Legal representation in disciplinary enquiries

Bradley Workman-Davies

A recent case in the labour court gives some guidance on how far an employee's right to legal representation at an internal disciplinary enquiry will extend.

As a general rule an employee is not entitled to legal representation at an internal disciplinary enquiry unless this right is contained in an applicable agreement or policy which binds the employer.

However, even the fact that a disciplinary code expressly states that no legal representation is allowed does not mean that the presiding officer has absolutely no discretion to allow legal representation, and must thus always refuse such representation.

Fairness dictates that the presiding officer should consider whether the circumstances of the case before him or her are such that a request for legal representation should be granted.

The factors that a presiding officer should take into consideration when exercising his or her discretion are:

l the nature of the charges;

l the degree of factual or legal complexity of the case;

l the comparative ability of the opposing parties to deal with the dispute;

l the potential seriousness of the consequences of an adverse finding; and

l the nature of the prejudice to the employer in permitting legal representation might be taken into account.

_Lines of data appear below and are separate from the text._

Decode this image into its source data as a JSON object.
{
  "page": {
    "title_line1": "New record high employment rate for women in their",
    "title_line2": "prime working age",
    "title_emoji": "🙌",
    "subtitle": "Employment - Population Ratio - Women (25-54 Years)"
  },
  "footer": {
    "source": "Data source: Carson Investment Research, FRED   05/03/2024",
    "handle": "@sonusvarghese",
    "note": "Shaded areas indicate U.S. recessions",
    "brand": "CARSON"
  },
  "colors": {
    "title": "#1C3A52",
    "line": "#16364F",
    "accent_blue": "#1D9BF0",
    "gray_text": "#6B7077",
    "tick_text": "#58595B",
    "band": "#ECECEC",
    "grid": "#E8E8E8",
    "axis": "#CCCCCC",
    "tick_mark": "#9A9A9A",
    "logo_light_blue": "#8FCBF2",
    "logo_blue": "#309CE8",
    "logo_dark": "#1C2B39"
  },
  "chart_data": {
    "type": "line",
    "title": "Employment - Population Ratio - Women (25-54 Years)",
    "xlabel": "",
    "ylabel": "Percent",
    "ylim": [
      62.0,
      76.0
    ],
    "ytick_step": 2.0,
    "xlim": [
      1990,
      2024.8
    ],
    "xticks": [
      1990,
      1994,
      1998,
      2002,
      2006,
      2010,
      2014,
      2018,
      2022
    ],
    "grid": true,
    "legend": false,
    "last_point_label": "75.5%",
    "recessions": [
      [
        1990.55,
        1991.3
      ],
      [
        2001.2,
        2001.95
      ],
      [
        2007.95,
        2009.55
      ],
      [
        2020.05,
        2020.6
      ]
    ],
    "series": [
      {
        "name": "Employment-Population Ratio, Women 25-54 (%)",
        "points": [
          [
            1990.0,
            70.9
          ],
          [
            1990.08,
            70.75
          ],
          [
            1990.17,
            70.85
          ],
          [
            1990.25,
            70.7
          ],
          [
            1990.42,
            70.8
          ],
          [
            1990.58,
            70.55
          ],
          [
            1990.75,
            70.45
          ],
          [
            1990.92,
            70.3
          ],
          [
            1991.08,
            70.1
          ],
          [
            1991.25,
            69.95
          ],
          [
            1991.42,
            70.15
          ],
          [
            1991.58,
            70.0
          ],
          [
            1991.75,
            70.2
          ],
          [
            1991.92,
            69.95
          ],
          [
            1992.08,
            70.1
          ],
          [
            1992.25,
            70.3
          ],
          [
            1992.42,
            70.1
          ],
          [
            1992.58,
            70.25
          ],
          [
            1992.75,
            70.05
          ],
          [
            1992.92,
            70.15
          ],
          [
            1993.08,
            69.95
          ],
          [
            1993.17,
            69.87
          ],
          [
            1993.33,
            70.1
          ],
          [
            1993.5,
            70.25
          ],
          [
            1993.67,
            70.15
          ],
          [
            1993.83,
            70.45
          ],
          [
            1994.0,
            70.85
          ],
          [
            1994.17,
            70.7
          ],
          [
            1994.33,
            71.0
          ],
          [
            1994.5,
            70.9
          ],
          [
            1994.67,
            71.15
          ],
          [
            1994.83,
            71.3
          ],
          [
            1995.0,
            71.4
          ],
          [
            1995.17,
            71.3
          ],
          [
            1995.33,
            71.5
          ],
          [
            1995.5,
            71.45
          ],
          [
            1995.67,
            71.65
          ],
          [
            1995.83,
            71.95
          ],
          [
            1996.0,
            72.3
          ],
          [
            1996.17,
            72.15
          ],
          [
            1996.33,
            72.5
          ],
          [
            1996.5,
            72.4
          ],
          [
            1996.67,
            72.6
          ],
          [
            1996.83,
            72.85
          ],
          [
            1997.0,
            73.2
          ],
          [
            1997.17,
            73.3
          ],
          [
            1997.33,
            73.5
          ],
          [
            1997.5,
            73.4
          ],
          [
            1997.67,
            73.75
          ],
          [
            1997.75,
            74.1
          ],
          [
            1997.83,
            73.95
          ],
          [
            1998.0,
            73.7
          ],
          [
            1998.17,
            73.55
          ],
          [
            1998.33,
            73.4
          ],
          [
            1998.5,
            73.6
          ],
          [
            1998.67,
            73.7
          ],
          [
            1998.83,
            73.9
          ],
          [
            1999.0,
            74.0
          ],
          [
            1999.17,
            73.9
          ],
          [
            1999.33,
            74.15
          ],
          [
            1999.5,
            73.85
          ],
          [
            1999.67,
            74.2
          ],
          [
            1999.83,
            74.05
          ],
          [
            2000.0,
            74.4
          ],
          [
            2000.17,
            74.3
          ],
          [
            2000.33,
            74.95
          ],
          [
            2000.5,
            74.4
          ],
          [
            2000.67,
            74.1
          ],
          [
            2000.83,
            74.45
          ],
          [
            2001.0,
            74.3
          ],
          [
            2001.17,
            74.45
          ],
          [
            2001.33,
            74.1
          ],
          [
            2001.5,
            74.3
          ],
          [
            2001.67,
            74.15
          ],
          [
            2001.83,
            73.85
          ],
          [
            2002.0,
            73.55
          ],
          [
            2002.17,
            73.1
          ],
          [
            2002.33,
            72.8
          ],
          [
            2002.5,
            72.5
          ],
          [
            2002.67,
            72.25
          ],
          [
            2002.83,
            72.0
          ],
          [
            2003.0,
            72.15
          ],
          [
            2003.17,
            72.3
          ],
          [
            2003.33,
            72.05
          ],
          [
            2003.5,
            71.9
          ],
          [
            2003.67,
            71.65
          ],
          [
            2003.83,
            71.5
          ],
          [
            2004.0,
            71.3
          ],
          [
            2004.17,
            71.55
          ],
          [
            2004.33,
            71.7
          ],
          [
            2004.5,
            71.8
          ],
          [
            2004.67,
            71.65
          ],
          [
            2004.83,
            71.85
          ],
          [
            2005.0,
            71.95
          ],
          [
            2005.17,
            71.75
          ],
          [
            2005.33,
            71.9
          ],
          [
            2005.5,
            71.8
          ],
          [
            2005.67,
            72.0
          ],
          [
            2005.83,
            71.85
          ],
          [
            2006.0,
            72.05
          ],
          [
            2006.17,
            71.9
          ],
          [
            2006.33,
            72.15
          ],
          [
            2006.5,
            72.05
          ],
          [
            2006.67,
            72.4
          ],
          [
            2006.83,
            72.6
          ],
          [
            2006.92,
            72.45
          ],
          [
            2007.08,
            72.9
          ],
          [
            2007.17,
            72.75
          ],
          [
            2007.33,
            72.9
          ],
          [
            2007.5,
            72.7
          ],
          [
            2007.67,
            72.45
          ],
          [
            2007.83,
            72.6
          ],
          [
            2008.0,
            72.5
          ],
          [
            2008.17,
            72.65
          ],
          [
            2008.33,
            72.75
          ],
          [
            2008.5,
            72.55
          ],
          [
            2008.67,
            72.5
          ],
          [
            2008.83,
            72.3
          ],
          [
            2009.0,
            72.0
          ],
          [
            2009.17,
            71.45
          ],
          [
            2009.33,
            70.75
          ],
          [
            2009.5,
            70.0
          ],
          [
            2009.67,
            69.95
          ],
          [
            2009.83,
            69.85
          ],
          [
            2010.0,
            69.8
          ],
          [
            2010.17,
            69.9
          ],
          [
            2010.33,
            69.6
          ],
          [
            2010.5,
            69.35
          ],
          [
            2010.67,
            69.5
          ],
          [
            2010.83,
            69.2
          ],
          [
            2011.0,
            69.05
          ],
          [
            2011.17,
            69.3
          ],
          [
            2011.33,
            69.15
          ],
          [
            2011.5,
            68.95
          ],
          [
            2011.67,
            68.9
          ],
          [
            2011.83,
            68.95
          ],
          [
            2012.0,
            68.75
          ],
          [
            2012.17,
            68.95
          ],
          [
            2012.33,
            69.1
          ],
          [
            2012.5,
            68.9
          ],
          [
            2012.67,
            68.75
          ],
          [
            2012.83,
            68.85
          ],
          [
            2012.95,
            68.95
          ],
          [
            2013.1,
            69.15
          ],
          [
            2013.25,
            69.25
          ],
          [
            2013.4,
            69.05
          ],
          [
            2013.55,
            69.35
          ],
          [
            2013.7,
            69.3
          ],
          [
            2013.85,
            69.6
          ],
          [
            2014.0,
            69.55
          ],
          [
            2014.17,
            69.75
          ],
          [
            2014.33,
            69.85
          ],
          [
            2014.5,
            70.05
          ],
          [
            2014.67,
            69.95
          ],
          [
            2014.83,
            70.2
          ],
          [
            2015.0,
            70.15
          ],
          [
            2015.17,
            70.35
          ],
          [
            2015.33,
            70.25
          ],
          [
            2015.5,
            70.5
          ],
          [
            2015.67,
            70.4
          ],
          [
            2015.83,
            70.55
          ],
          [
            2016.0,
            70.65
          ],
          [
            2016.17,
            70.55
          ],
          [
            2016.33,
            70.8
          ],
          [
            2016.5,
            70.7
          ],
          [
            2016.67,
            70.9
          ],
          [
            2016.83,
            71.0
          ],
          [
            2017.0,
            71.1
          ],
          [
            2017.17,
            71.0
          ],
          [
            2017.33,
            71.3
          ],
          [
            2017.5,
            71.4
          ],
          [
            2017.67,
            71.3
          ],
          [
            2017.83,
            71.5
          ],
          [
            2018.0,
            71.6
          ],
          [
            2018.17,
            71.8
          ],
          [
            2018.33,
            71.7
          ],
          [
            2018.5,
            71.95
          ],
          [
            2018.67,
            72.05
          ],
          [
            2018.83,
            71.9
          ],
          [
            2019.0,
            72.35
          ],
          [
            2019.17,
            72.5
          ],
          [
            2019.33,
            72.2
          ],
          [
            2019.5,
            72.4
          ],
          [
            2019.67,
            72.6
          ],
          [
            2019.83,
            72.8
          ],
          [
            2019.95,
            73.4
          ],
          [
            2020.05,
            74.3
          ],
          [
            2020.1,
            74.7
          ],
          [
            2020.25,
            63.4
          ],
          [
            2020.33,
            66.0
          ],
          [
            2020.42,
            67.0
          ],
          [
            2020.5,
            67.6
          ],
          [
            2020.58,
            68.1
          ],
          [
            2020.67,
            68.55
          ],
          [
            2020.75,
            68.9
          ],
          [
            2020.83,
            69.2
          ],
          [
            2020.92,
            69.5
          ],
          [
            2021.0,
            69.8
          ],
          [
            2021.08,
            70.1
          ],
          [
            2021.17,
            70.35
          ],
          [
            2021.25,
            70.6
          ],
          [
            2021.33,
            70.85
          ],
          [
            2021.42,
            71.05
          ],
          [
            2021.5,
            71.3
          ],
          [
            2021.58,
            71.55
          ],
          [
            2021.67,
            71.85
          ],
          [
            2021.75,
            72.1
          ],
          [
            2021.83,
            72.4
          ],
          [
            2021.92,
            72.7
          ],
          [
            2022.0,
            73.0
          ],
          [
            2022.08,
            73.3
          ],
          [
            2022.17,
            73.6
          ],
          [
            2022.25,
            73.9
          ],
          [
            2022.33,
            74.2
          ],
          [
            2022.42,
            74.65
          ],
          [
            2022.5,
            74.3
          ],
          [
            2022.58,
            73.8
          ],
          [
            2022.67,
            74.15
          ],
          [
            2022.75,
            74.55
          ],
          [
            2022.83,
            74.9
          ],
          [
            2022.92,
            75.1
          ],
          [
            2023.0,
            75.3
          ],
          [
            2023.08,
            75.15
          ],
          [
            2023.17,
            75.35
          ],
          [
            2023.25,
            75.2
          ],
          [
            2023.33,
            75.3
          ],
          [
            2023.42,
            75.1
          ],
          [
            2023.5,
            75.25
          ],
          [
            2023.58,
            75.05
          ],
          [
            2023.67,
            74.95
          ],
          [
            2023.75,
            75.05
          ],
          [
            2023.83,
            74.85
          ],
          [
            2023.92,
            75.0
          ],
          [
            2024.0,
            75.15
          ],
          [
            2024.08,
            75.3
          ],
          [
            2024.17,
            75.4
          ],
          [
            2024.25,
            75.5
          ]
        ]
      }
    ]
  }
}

Accordingly, it would be prudent for employers to advise presiding officers of a disciplinary enquiry that, should an employee request legal representation, they retain a discretion to decide whether the circumstances of the case are such that fairness dictates that such representations should be allowed.

However, in the recent case of Dipaleseng Municipality v SA Local and Government Bargaining Council and Others, a 2008 decision of the labour court, the court found that if an employee is granted a right to legal representation, this does not mean that the employee can postpone or delay the holding of the enquiry by the mere fact that the employee cannot secure the representation of a particular legal representative.

In this case, the employee's election to not proceed with the enquiry, because a particular advocate became unavailable to her in the course of the enquiry, was said to be a gamble by the employee, which she took in the hope that the enquiry would be postponed.

The court decided that this gamble did not pay off, and the employee could not delay the proceedings just because her selected advocate was unavailable.

The employee could have found another advocate or attorney to represent her, or represented herself.

Her failure to do so, and the continuation of the enquiry by the employer in the absence of the employee, did not render the dismissal of the employee unfair.

The lesson to be learnt from this case is that, although an employee may in certain circumstances be entitled to legal representation, this right does not extend to representation by a particular representative whose unavailability may delay proceedings, and the employer's right to finalise an enquiry without unreasonable delays or postponements is just as important as an employee's right to be fairly treated during the enquiry.